Collider is more than just a testing tool; it's a critical piece of our engineering quality and velocity:

Comprehensive Coverage: Ensures that our integrations with numerous AI models across different runtimes are functioning correctly.
Early Detection: Catches regressions or issues introduced by upstream model changes or internal code modifications quickly.
Intelligent Analysis: Moves beyond simple pass/fail. GPT-4o provides structured, readable reports, and Devin offers actionable insights and even automated fix suggestions.
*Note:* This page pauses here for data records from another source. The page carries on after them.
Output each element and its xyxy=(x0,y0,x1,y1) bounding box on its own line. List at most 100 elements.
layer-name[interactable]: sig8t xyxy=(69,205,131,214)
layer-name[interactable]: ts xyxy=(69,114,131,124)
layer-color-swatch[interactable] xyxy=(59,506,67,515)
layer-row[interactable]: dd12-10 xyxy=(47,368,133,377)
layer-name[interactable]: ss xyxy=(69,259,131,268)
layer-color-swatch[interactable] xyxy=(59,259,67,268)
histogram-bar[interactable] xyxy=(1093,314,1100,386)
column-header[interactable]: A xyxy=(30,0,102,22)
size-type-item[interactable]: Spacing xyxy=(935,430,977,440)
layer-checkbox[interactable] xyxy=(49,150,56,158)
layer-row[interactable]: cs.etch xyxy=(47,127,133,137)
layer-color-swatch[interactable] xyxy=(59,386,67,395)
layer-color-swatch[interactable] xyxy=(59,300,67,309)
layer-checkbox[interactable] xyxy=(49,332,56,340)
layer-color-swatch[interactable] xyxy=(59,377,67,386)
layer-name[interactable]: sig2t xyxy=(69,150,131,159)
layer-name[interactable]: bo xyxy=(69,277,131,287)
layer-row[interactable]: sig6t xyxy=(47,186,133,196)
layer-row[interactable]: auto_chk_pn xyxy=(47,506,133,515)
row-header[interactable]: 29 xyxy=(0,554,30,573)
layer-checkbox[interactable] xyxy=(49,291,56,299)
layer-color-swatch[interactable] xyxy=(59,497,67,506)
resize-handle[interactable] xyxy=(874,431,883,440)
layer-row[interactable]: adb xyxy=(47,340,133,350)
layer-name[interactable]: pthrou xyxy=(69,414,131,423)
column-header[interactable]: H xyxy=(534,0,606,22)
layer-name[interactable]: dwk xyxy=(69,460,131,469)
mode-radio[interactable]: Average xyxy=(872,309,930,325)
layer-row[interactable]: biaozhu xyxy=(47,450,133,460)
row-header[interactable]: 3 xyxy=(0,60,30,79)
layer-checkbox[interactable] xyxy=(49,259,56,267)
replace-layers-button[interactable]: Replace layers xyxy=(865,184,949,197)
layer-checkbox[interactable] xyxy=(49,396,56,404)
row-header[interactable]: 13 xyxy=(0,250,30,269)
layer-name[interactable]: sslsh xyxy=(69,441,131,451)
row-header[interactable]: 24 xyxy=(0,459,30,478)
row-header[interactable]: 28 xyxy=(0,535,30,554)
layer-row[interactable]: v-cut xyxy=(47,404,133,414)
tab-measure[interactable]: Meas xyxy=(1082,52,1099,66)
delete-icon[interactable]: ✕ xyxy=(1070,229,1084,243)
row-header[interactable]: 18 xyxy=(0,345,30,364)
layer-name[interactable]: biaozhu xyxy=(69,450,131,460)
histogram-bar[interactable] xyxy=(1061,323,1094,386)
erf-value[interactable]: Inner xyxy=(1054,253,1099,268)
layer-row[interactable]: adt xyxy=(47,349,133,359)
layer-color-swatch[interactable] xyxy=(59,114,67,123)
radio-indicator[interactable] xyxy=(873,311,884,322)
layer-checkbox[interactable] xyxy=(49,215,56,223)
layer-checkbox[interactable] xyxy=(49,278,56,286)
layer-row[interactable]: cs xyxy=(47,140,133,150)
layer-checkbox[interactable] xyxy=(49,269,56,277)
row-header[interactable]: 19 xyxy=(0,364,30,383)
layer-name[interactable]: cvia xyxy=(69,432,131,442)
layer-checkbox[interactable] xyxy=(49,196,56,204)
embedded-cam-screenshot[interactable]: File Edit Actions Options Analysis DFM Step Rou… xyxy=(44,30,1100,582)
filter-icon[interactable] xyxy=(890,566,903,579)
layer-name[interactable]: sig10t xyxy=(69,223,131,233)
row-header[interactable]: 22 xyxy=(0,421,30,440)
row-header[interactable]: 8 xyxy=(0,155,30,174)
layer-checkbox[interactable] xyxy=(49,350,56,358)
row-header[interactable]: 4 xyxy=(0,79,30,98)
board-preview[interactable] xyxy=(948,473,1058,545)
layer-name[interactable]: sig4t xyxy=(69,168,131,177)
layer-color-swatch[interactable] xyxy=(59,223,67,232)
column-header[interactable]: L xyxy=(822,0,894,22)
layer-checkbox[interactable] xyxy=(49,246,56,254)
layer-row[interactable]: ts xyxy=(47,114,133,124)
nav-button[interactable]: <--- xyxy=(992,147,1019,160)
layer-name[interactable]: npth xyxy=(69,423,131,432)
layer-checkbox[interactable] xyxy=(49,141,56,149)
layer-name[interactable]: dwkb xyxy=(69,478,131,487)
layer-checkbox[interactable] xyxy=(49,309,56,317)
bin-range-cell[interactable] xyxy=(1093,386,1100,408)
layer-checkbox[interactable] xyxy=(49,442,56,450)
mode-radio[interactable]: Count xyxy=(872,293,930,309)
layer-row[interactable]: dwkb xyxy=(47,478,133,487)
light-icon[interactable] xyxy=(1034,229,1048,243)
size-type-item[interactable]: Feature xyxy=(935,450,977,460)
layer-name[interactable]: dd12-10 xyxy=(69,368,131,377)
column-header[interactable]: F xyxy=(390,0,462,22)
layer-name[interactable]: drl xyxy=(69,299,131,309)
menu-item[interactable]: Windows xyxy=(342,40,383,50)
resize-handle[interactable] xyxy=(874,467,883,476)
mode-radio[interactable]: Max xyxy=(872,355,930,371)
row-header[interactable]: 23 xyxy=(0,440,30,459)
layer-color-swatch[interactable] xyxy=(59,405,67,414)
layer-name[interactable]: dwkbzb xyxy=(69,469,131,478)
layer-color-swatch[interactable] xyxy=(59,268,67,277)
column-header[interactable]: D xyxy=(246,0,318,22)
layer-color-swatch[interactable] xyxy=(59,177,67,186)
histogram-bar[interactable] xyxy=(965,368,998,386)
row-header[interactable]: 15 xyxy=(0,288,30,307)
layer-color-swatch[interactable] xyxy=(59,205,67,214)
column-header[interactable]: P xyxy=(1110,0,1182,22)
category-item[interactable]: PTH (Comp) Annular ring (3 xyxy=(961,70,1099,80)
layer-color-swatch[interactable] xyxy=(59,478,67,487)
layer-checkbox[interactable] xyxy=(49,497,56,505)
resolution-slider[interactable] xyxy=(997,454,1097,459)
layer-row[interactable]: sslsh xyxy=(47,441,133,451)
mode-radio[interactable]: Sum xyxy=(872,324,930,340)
Reduced Mean Time to Resolution (MTTR): By automatically triaging errors and suggesting fixes, Collider significantly speeds up the debugging process.
Developer Productivity: Frees up engineers from manual testing and allows them to focus on building new features.

By investing in intelligent testing infrastructure like Collider, we're ensuring that our AI gateway remains reliable, performant, and ready to adapt to the ever-evolving world of artificial intelligence. It's a testament to our commitment to delivering high-quality AI-powered experiences.